Finanzen als Knackpunkt

Bereits drei Jahre zuvor wies der Zürcher Gemeinderat 1986 eine Hafen-Vorlage des Stadtrates zurück. Das Parlament begründete den Entscheid damit, ein «bescheideneres Projekt» solle ausgearbeitet werden, das von der Stadt selber gebaut und betrieben werden könne. Zudem forderten sie eine Fussgängerverbindung zwischen dem Strandbad Tiefenbrunnen und der Parkanlage gegenüber dem Bahnhof.

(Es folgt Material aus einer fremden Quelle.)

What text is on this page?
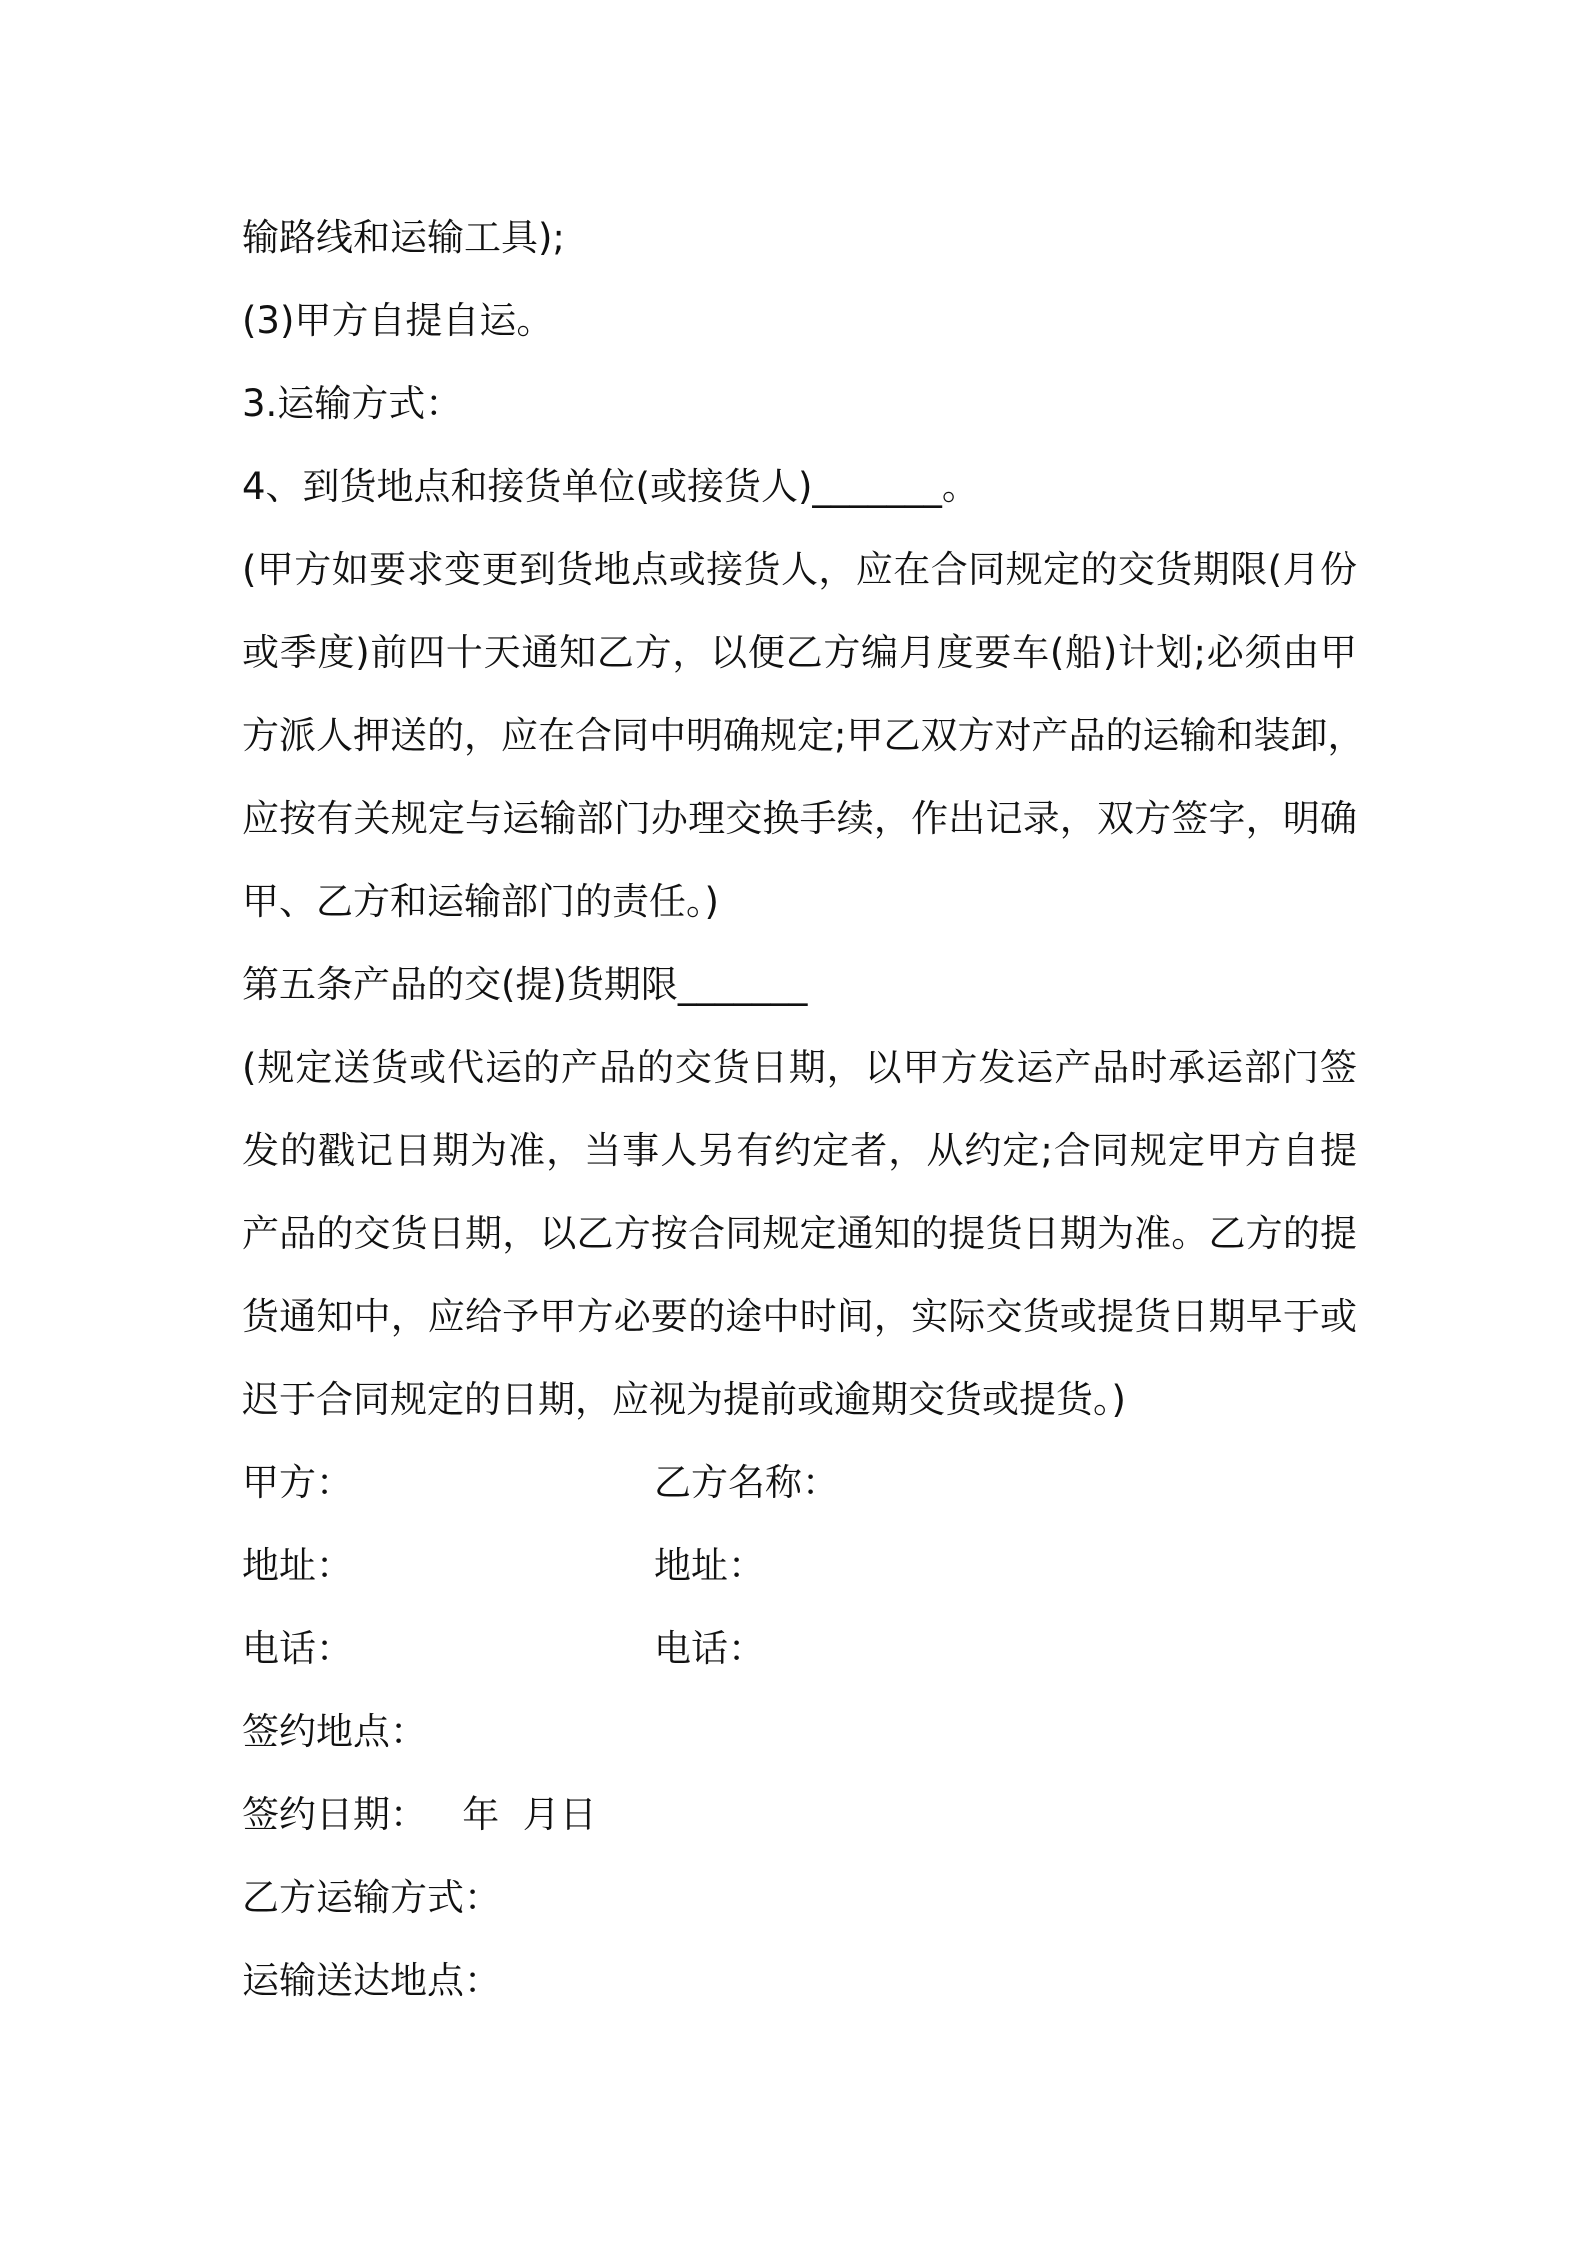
输路线和运输工具);
(3)甲方自提自运。
3.运输方式：
4、到货地点和接货单位(或接货人)_______。
(甲方如要求变更到货地点或接货人，应在合同规定的交货期限(月份
或季度)前四十天通知乙方，以便乙方编月度要车(船)计划;必须由甲
方派人押送的，应在合同中明确规定;甲乙双方对产品的运输和装卸，
应按有关规定与运输部门办理交换手续，作出记录，双方签字，明确
甲、乙方和运输部门的责任。)
第五条产品的交(提)货期限_______
(规定送货或代运的产品的交货日期，以甲方发运产品时承运部门签
发的戳记日期为准，当事人另有约定者，从约定;合同规定甲方自提
产品的交货日期，以乙方按合同规定通知的提货日期为准。乙方的提
货通知中，应给予甲方必要的途中时间，实际交货或提货日期早于或
迟于合同规定的日期，应视为提前或逾期交货或提货。)
甲方：	乙方名称：
地址：	地址：
电话：	电话：
签约地点：
签约日期：   年  月日
乙方运输方式：
运输送达地点：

Die Rückweisung aus dem Parlament erinnert an die nun jüngsten Versuche, wie man das Ufergebiet bei Tiefenbrunnen aufwerten könnte. Als Grundlage des Leitbilds Seebecken wurde 2010 respektive 2011 von Stadt- und Regierungsrat der Masterplan «Entwicklungsplanung Marina Tiefenbrunnen» verabschiedet. Das damalige Projekt umfasste, wie das kürzlich vorgestellte Modell, einen Hafen mit Wassersportzentrum, eine verbreiterte Mole, eine erweiterte Parkanlage und gastronomische Angebote. Das Vorhaben wurde 2012 respektive 2013 sistiert, weil die Stadt nicht in der Lage war, das 90-Millionen-Franken-Projekt zu realisieren.

Parlament berät 2019

Deshalb wurde in den vergangenen fünf Jahren mit noch knapp einem Drittel budgetiert. Das nun vorgestellte Marina-Projekt kostet rund 35 Millionen Franken. Für den Ausbau des Hafens Tiefenbrunnen soll eine aus Verwaltung und Privaten bestehende Aktiengesellschaft gegründet werden, die das Ganze zu gleichen Teilen finanziert. Ob sich die jüngste Hafen-Idee bewährt oder wie die Vorgängerprojekte Schiffbruch erleidet, zeigt sich spätestens 2019. Dann legt der Stadtrat dem Gemeinderat drei Weisungen zur Beratung vor.